Fibromuscular proliferates induced in vitro using a trans-filter culture system.

A trans-filter co-culture system of vascular smooth muscle cells (SMC) and endothelial cells (EC) is compared with a trans-filter culture of SMC without EC. Explants from the tunica media of rabbit aorta are cultured on one side of a polycarbonate filter with a defined pore size (5 microns). Smooth muscle cells grow out from the media explants and migrate through the filter pores to the other side of the filter, where they proliferate. After 14 days in trans-filter culture, a multilayer resembling "fibromuscular plaques" seen in vivo is formed on the opposite side of the filter.

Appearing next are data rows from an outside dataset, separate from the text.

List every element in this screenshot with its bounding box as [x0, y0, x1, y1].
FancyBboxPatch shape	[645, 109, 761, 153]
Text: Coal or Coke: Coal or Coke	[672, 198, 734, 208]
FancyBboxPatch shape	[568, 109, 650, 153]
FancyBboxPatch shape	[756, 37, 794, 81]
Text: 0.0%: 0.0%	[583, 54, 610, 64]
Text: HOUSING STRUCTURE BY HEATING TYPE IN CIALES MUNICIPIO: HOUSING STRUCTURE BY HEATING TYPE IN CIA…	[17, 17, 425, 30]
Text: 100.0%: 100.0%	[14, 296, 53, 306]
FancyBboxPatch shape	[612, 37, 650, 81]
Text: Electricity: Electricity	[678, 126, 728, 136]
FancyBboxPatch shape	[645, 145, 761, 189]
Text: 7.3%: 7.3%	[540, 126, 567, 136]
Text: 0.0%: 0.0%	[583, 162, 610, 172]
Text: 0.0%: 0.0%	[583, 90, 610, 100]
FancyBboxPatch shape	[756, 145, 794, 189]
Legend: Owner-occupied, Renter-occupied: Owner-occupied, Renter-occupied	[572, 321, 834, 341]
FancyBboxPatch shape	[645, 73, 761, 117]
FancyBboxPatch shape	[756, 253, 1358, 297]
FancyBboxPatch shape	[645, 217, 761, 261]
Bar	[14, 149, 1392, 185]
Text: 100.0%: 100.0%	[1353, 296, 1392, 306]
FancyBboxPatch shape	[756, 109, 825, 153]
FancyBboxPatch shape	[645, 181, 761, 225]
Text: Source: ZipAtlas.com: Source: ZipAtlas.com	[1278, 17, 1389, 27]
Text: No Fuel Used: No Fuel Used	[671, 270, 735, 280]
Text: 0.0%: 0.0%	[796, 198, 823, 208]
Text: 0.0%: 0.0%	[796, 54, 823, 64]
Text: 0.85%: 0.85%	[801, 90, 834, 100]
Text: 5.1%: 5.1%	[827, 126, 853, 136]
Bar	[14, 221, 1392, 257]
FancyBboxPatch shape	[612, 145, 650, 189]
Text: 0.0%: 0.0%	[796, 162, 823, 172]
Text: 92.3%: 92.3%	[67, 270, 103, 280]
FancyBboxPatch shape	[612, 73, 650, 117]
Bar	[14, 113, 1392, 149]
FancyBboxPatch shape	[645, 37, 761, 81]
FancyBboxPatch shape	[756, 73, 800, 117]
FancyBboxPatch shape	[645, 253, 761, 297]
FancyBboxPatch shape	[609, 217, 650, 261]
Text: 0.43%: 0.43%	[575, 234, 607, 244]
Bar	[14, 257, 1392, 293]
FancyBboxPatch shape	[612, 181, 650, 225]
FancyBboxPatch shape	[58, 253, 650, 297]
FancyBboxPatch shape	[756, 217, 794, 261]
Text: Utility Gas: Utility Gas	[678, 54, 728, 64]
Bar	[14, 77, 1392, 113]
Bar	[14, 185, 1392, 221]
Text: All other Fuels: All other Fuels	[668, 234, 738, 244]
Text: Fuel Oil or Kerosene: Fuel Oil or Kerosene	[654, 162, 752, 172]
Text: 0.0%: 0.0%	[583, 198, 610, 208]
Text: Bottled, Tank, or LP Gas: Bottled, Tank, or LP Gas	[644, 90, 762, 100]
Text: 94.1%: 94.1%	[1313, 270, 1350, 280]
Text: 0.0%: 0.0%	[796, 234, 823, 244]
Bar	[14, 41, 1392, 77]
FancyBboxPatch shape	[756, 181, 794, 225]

Moreover, the proliferation rate of SMC that have migrated through the filter pores is demonstrated to be similar to that of SMC in intimal lesions induced by balloon catheter injury. In the trans-filter co-culture, a monolayer of endothelial cells (porcine, bovine, or human) is cultivated on one side of the filter. Media explants are placed on the other side. This arrangement mimics the in vivo situation of an arterial vessel wall with endothelium and media separated by a porous lamina. In this co-culture system, the few smooth muscle cells that migrate into the subendothelial space do not form a cell multilayer. A confluent endothelial cell layer is capable of inhibiting the formation of a proliferate in this co-culture system.